High densities of mites were observed in the experiment where 20 mites were released per plant, even reaching densities of >100 mites/plant. This suggests that host plants offered sufficient resources to support high mite densities, and that 20 mites/plant would be an effective release rate for greenhouse applications. We speculate that in addition to plant pollen, the presence of domatia and their emergence at different growth stages of pepper also affected mite densities in our study. During the screening of the pepper cultivars, domatia appeared in week 2 after transplanting, along with the onset of flowering, coinciding with an increase of densities of A. swirskii. Although quantitative data on the number of domatia per pepper cultivar were not collected, weekly surveys on the presence or absence of domatia suggest that there was an apparent influence of its presence on the predatory mite populations. In the past, the role of domatia has been positively correlated with mite abundance by Romero and Benson (2005) and Loughner et al. (2008). It has been reported that domatia can help mite populations to increase by providing refugia for development and breeding; protecting against insecticides, natural enemies, intra-guild predation and adverse climatic condition; reducing the chance of dislodging from the host plant surface, as well as capturing plant pollen or fungal spores which might serve as sources of nutrition (Walter and O’Dowd 1992; Grostal and O’Dowd 1994; Walter 1996; Roda et al. 2000; Faraji et al. 2002; Ferreira et al. 2008, 2011; Avery et al. 2014). All these studies suggest that plant phenology plays an important role in supporting mite populations, and PIF can utilize these plant characteristics to establish mites during pre- and post-transplant stages of the crop prior to pest arrival. Nevertheless, more studies are needed to determine the potential role of domatia on the growth of mites in our system.

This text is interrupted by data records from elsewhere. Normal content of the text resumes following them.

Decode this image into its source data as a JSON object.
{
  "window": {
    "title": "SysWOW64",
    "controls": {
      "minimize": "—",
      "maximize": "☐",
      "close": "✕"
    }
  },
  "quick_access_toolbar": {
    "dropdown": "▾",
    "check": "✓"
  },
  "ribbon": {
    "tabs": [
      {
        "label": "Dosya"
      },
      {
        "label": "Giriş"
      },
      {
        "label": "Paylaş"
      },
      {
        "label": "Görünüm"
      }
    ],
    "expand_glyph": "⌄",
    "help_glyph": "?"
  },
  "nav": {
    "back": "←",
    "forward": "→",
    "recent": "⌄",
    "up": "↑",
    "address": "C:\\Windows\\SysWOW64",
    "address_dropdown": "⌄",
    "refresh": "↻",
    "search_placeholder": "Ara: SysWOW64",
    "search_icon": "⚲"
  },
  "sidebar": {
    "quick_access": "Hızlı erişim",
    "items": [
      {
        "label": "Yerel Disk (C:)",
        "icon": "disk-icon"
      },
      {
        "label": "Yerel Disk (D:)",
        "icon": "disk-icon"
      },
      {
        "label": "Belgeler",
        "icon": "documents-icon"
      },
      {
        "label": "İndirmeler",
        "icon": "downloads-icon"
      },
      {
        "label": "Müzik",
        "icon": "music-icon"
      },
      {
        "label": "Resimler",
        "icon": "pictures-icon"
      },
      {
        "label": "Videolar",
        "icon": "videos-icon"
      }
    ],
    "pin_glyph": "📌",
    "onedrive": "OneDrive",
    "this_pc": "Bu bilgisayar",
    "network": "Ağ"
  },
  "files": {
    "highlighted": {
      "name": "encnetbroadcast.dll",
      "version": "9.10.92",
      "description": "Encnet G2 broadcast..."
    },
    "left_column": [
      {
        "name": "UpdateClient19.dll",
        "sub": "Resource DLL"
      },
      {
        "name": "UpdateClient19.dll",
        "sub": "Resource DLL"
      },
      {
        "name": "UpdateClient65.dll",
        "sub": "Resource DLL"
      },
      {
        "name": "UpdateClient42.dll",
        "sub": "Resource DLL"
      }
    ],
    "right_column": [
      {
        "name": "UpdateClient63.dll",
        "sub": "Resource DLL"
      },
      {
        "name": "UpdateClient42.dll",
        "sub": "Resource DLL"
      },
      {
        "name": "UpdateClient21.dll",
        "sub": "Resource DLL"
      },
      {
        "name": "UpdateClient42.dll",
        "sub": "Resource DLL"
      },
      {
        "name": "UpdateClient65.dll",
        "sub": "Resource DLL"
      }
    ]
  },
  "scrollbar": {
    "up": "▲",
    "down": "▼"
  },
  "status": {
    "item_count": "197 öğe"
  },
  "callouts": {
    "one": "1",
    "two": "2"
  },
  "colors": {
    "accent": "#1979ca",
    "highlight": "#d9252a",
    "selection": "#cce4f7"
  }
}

Our study also demonstrates that banker plants were a more effective mode to disperse A. swirskii to pepper transplants than direct releases of predators on the plants. The idea of using banker plants is related to conservation biological control, which provides ecological infrastructures required to sustain a reproducing population of natural enemies (Osborne and Barrett 2005; Frank 2010; Huang et al. 2011). We have demonstrated the role of banker plants in the establishment of biological control agents on host plants as well as in suppressing multiple pest populations previously (Xiao et al. 2011a, b, 2012; Avery et al. 2014). The results of our current study confirm those of our earlier studies, but they are novel in providing a comparison of the two methods. In the current study, the number of A. swirskii sampled every week in the screening experiments was several times higher than observed in the direct-release treatment in the banker versus direct-release experiment. An important difference between these experiments was that transplants in the direct-release treatment lacked an initial provisioning of pollens, unlike the pepper cultivar screening experiments. Thus, we suggest that the lack of food (pollen) at the time of mite release negatively affected mite establishment on the pepper transplants, resulting in a low recovery during the entire study period.

Conclusion

Various studies suggest that the initial application of pollen and host plant characteristics are important factors for predator establishment and should be taken into consideration before testing the PIF approach in commercial production. In the early growth stage of pepper (seedling or early transplant), pollen acts as a nutritional supplement and helps predatory mites to establish in the absence of their prey and, once established, mites can control the pest population in its incipient stage. Based on a series of screening tests, four pepper cultivars were found to warrant further testing. In future studies, two of these four varieties will be used to test the applicability of the PIF approach in protected and open pepper production units during various cropping seasons. The two release methods (direct vs. indirect) will also be evaluated under field conditions. If successful, this pest management method will increase the reliability of biological control strategies and reduce overall insecticide use.